Finda a viagem, formei a ideia de que
ainda há muito a ‘escabulhar’ até que a obra fique aparentemente concluída, o
que, no entanto, talvez não obste a que este ponto possa ser atingido até final
do próximo mês de Fevereiro, data em que se atinge o prazo dessa execução considerando a segunda prorrogação de um
prazo inicialmente contratualizado para Outubro deste ano, e primeiramente
prorrogado até final de Janeiro do próximo ano.
E se me refiro a uma aparente conclusão
da obra, é porque os responsáveis pela dona da obra já assumiram que, nos locais onde
não há acordo de cedência por parte de proprietários, moradores e comerciantes,
a intervenção apenas incidirá nas áreas de domínio público, independentemente
de este desfecho determinar a descontinuidade de passeios pedonais ou quaisquer
outras anomalias, em prejuízo do interesse público; e ao que é dado ver, essas
situações não são poucas nem irrelevantes, atingindo cerca de 3 dezenas de
situações, a que correspondem 13% das situações em que não foi possível
concretizar os ditos acordos.
A zona do troço 3, que liga a Praça da
República ao Jardim do Padre Acúrcio é, inquestionavelmente a zona nevrálgica
de toda esta obra, não só pelo facto de se localizar no ponto em que a cidade
de Oliveira do Bairro é transversalmente atravessada por todo o trânsito que
circula no sentido nascente / poente e vice-versa, mas também porque é nesta
zona que têm surgido os maiores dificuldades nos contactos com proprietários,
moradores e comerciantes, dificuldades estas a que não é alheia a postura do quero, posso e mando inicialmente utilizada
por quem, em representação do município, estabeleceu os primeiros contactos com
estes munícipes.
De todo o modo, são patentes ao longo de
todo o trajecto, evidências claras de que, na questão das cedências, o
tratamento dado às situações não foi homogéneo, nem imparcial e muito menos equidistante; basta, aliás, analisar
alguns dos muros construídos para se perceber que essa diferença de tratamento
acontece e, pior que isso, nada indicia que seja por acaso que uns muros estão
feitos para ‘suportar pescadores’ ao passo que outros estão feitos para ‘suportar
a Ponte Vasco da Gama’, uma situação em que talvez a identidade dos
proprietários dos terrenos confinantes seja suficiente para explicar essa
diferença de tratamento.
Uma destas situações, um verdadeiro
enigma que até ao momento
nunca foi objecto de qualquer explicação plausível, constituir-se-á mesmo numa autêntica
nódoa nesse grande projecto de regeneração urbana que é a construção da nova
avenida da cidade de Oliveira do Bairro.
A coisa conta-se em poucas palavras: à entrada do troço 1,
logo a seguir ao quartel dos bombeiros voluntários (sentido ascendente),
encontram-se localizadas duas moradias, de construção recente, e cujos muros e
jardins apenas de forma fingida foram tocados em favor do domínio público;
quanto ao essencial, e ao que parece, manter-se-ão inalterados, assim obstando ao
alinhamento que a construção da nova obra trouxe ao local, em resultado do
afunilamento do passeio fronteiro e da inexistência de lugares para estacionamento
automóvel, dando ao local uma aura de intangibilidade e de proteccionismo que
até ao momento nunca foi explicado; há mesmo quem diga que é este, exactamente este,
o motivo pelo qual a nova via não tem separador central em toda a extensão da obra.

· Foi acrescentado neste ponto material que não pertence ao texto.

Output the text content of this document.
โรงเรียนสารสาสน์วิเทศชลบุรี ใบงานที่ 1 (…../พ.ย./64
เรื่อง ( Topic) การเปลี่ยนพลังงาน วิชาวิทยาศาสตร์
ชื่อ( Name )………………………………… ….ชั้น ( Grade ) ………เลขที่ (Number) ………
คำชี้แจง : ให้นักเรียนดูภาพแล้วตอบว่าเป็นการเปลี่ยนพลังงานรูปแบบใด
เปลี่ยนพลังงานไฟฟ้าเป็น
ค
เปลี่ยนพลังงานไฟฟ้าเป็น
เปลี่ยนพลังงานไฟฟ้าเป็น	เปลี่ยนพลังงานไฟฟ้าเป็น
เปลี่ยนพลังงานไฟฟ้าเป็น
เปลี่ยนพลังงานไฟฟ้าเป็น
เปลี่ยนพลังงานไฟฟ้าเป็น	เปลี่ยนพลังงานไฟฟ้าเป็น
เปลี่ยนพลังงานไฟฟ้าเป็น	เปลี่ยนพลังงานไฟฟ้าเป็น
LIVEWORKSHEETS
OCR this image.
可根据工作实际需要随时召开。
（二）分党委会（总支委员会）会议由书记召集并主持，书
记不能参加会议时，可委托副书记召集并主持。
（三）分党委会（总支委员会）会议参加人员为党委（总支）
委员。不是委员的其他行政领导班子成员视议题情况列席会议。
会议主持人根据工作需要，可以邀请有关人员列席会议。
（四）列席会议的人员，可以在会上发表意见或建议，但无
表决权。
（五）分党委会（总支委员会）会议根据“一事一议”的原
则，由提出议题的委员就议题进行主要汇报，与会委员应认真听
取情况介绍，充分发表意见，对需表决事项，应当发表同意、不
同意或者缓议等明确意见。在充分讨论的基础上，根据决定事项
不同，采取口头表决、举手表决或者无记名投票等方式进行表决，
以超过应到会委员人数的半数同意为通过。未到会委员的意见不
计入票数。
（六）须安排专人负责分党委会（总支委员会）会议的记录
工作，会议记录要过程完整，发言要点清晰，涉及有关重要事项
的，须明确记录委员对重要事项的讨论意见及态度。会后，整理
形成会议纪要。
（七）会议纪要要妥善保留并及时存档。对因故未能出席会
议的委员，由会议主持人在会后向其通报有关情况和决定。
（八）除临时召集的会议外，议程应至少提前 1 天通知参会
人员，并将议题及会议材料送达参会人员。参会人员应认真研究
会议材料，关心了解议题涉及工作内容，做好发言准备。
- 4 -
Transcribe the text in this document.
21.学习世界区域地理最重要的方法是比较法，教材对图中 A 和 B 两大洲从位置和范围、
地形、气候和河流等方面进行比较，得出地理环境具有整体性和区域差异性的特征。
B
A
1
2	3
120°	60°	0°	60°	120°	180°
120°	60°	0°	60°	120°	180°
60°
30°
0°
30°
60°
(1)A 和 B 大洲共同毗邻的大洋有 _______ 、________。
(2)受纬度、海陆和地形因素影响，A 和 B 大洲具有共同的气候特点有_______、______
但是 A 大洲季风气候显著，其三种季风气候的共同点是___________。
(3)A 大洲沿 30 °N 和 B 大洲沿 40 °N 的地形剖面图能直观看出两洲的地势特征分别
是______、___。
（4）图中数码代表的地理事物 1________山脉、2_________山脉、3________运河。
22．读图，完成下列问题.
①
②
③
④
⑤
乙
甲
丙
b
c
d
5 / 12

Basta, aliás, aceder ao projecto da obra, no local, que a autarquia tornou público (a apenas meio ano do final do prazo de execução!), para se perceber a intenção de deixar intocado o local.
E à falta de explicações oficiais para tal facto, logo a
populaça se encarregou de arranjar justificações. Para uns, mais tecnocratas, o
que motiva a situação é o facto de a solução passar pela demolição de
muros existentes e construção de novos muros, em local mais recuado: para
estes, a situação passou a ser conhecida como ‘o caso das casas do engenheiro’,
uma designação que, é garantido, nada tem a ver com a qualificação académica
dos respectivos proprietários.
Para outros, mais desconfiados dos políticos e da forma
como alguns fazem política, o que dita a inamovibilidade da situação é um verdadeiro
enigma, remetendo para área policial a justificação plausível para tão
intricado caso.
Situações como esta, em que não
há qualquer explicação oficial e aceitável que as sustente e justifique,
explicam claramente a razão pela qual uns tantos já
concluiram que o poder político fascina outros
tantos, desembocando mesmo, quando por estes alcançado, num culto vaidoso e
cego, que esquece rapidamente a razão da sua existência e conduz ao
definhamento da própria personalidade, onde a sede de poder é tão grande que
para se protegerem, os seus sujeitos acabam isolados do mundo e indiferentes à
própria razão.
E assim, valores morais que num
passado muito recente pareciam suficientemente sólidos, vão progressivamente
sendo substituídos por outros, enclausurados numa ética própria assente na
consciência pessoal e exclusiva.
É que só sabe estar na política
quem tem traços de personalidade e de carácter que o vocacionem para a política
ou seja, quem tem uma noção, ainda que mínima, de que estar ao serviço da
comunidade não é fazer da política uma carreira, já que o exercício do poder
não é um fim, mas sim um meio de gestão da res
publica, para, devidamente utilizado, melhorar a vida das pessoas.
Actuações
deste nível, parecem já ser sinais claros da caminhada em passo largo para um
processo de desmoronamento, em que a vida democrática do concelho pode estar a
ser inexorávelmente conduzida.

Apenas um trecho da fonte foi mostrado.